I need to walk through a folder with approximately ten thousand files. My old vbscript is very slow in handling this. Since I've started using Ruby and Python since then, I made a benchmark between the three scripting languages to see which would be the best fit for this job.
The results of the tests below on a subset of 4500 files on a shared network are
Python: 106 seconds
Ruby: 5 seconds
Vbscript: 124 seconds
That Vbscript would be slowest was no surprise but I can't explain the difference between Ruby and Python. Is my test for Python not optimal? Is there a faster way to do this in Python?
The test for thumbs.db is just for the test, in reality there are more tests to do.
I needed something that checks every file on the path and doesn't produce too much output to not disturb the timing. The results are a bit different each run but not by much.
#python2.7.0
import os
def recurse(path):
for (path, dirs, files) in os.walk(path):
for file in files:
if file.lower() == "thumbs.db":
print (path+'/'+file)
if __name__ == '__main__':
import timeit
path = '//server/share/folder/'
print(timeit.timeit('recurse("'+path+'")', setup="from __main__ import recurse", number=1))
'vbscript5.7
set oFso = CreateObject("Scripting.FileSystemObject")

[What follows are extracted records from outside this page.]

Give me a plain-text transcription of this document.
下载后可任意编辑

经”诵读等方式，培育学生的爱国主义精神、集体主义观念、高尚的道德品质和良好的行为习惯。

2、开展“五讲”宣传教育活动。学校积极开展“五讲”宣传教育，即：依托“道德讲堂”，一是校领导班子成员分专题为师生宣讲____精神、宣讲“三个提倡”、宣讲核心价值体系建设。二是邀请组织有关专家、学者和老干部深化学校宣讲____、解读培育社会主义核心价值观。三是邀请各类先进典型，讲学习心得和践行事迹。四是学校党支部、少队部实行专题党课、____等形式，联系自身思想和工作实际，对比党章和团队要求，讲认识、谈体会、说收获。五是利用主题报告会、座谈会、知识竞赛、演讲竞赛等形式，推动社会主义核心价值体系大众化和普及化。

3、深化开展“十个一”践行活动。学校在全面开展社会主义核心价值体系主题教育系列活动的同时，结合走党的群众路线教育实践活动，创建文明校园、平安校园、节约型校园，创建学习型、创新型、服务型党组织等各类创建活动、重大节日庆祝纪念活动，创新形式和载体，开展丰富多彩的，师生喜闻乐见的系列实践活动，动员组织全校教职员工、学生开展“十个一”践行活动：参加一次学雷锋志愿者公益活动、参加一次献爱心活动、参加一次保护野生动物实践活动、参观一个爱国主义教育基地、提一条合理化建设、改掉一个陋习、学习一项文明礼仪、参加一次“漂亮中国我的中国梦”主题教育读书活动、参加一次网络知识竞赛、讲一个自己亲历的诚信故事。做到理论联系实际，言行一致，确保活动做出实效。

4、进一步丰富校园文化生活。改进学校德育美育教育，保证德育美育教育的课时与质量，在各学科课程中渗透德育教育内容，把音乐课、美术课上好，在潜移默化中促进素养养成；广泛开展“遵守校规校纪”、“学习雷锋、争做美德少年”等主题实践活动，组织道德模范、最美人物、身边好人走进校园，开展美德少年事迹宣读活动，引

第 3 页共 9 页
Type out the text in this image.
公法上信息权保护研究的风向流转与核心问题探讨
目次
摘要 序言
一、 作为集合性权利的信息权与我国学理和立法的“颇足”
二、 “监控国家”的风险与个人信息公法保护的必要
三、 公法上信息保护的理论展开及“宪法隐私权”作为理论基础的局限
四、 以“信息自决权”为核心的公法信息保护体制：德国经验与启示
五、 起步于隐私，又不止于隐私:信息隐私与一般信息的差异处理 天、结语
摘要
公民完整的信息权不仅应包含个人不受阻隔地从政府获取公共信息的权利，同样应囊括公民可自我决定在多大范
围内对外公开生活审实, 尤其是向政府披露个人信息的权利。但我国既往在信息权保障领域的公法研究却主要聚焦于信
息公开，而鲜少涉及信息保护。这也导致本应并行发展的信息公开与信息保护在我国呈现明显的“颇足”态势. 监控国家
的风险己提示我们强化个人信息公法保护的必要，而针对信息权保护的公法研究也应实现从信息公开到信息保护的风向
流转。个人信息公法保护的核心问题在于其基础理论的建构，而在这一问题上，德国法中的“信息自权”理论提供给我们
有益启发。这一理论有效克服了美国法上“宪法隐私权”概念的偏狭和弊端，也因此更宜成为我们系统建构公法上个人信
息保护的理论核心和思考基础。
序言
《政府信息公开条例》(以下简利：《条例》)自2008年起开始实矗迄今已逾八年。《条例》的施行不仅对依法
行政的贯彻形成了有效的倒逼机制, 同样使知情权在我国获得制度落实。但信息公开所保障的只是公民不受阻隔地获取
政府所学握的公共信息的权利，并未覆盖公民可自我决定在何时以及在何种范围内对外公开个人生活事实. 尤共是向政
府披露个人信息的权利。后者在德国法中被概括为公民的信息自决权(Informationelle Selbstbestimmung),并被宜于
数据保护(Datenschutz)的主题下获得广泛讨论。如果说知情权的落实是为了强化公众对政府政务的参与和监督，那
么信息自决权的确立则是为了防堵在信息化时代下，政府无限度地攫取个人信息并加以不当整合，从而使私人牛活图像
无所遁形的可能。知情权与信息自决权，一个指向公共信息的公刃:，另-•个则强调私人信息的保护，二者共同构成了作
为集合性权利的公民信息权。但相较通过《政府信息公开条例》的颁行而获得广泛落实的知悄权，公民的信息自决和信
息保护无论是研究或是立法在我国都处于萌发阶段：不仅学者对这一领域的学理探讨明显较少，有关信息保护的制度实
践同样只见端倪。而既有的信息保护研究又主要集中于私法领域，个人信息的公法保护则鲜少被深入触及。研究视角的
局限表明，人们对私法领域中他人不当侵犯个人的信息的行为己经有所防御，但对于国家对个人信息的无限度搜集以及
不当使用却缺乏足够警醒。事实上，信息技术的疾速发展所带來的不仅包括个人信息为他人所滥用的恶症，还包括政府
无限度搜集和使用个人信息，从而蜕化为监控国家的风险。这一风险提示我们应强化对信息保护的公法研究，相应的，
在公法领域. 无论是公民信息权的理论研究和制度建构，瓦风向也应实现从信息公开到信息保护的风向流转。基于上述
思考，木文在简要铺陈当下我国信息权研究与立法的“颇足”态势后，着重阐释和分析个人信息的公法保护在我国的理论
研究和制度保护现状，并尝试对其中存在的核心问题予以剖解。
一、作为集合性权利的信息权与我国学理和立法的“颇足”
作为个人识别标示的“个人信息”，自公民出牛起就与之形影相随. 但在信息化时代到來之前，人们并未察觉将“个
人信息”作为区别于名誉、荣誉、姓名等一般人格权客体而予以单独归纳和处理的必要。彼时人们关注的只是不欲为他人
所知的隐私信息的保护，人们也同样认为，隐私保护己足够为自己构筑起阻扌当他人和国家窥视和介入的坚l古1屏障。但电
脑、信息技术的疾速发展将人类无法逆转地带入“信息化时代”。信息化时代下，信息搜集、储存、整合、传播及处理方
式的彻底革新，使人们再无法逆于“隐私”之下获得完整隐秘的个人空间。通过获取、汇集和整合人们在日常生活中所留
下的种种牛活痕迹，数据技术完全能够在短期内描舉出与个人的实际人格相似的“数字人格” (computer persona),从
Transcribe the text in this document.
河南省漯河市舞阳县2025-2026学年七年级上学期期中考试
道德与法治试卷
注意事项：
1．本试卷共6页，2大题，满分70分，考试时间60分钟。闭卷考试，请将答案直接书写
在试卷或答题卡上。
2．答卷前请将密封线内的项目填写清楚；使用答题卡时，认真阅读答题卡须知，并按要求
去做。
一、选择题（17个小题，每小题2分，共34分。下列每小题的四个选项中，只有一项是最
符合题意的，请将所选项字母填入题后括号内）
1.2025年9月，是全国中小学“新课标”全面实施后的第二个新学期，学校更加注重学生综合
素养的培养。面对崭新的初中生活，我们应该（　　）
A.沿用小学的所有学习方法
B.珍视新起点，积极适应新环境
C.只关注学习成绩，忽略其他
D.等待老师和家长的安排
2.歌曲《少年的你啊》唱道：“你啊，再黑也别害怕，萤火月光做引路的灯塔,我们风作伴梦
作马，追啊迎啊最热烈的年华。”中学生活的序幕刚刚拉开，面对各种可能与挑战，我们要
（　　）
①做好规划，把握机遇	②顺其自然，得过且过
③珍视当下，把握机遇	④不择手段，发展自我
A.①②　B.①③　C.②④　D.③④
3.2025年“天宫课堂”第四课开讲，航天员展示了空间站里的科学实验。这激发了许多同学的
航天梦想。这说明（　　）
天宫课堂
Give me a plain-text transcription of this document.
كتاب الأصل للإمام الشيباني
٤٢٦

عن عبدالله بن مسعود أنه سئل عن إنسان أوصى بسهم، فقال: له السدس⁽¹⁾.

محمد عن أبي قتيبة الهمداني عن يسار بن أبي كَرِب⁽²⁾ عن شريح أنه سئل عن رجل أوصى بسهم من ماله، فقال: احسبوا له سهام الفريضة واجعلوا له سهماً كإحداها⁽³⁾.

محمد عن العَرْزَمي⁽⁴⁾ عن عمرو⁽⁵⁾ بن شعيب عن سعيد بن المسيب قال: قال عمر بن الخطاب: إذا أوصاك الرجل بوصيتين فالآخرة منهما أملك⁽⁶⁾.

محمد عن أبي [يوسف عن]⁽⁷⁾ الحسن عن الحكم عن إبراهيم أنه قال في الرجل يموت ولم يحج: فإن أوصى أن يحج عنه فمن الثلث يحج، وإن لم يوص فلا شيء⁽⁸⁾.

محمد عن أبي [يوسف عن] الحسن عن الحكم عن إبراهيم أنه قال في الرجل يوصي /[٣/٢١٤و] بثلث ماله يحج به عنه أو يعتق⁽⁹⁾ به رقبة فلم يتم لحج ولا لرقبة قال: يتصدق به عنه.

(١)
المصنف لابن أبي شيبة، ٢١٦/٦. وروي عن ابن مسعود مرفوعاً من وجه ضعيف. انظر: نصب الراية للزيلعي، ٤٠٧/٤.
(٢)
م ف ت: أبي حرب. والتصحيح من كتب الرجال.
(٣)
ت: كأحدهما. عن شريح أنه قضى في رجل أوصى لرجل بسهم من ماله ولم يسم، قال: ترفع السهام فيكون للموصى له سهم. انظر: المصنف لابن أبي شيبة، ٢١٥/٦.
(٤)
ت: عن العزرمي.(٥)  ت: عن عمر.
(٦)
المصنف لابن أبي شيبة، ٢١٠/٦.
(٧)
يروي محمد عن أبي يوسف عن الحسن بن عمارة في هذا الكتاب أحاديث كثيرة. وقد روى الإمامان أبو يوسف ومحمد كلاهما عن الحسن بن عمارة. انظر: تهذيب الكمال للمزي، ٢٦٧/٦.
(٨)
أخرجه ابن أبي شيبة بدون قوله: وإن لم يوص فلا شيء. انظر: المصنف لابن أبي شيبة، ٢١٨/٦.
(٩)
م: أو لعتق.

const path = "\\server\share\folder"
start = Timer
myLCfilename="thumbs.db"
sub recurse(folder)
for each file in folder.Files
if lCase(file.name) = myLCfilename then
wscript.echo file
end if
next
for each subfolder in folder.SubFolders
call Recurse(subfolder)
next
end Sub
set folder = oFso.getFolder(path)
recurse(folder)
wscript.echo Timer-start
#ruby1.9.3
require 'benchmark'
def recursive(path, bench)
bench.report(path) do
Dir["#{path}/**/**"].each{|file| puts file if File.basename(file).downcase == "thumbs.db"}
end
end
path = '//server/share/folder/'
Benchmark.bm {|bench| recursive(path, bench)}
EDIT: since i suspected the print caused a delay i tested the scripts with printing all 4500 files and also printing none, the difference remains, R:5 P:107 in the first case and R:4.5 P:107 in the latter
EDIT2: based on the answers and comments here a Python version that in some cases could run faster by skipping folders
import os
def recurse(path):
for (path, dirs, files) in os.walk(path):
for file in files:
if file.lower() == "thumbs.db":
print (path+'/'+file)
def recurse2(path):
for (path, dirs, files) in os.walk(path):
for dir in dirs:
if dir in ('comics'):
dirs.remove(dir)
for file in files:
if file.lower() == "thumbs.db":
print (path+'/'+file)
if __name__ == '__main__':
import timeit
path = 'f:/'
print(timeit.timeit('recurse("'+path+'")', setup="from __main__ import recurse", number=1))
#6.20102692
print(timeit.timeit('recurse2("'+path+'")', setup="from __main__ import recurse2", number=1))
#2.73848228
#ruby 5.7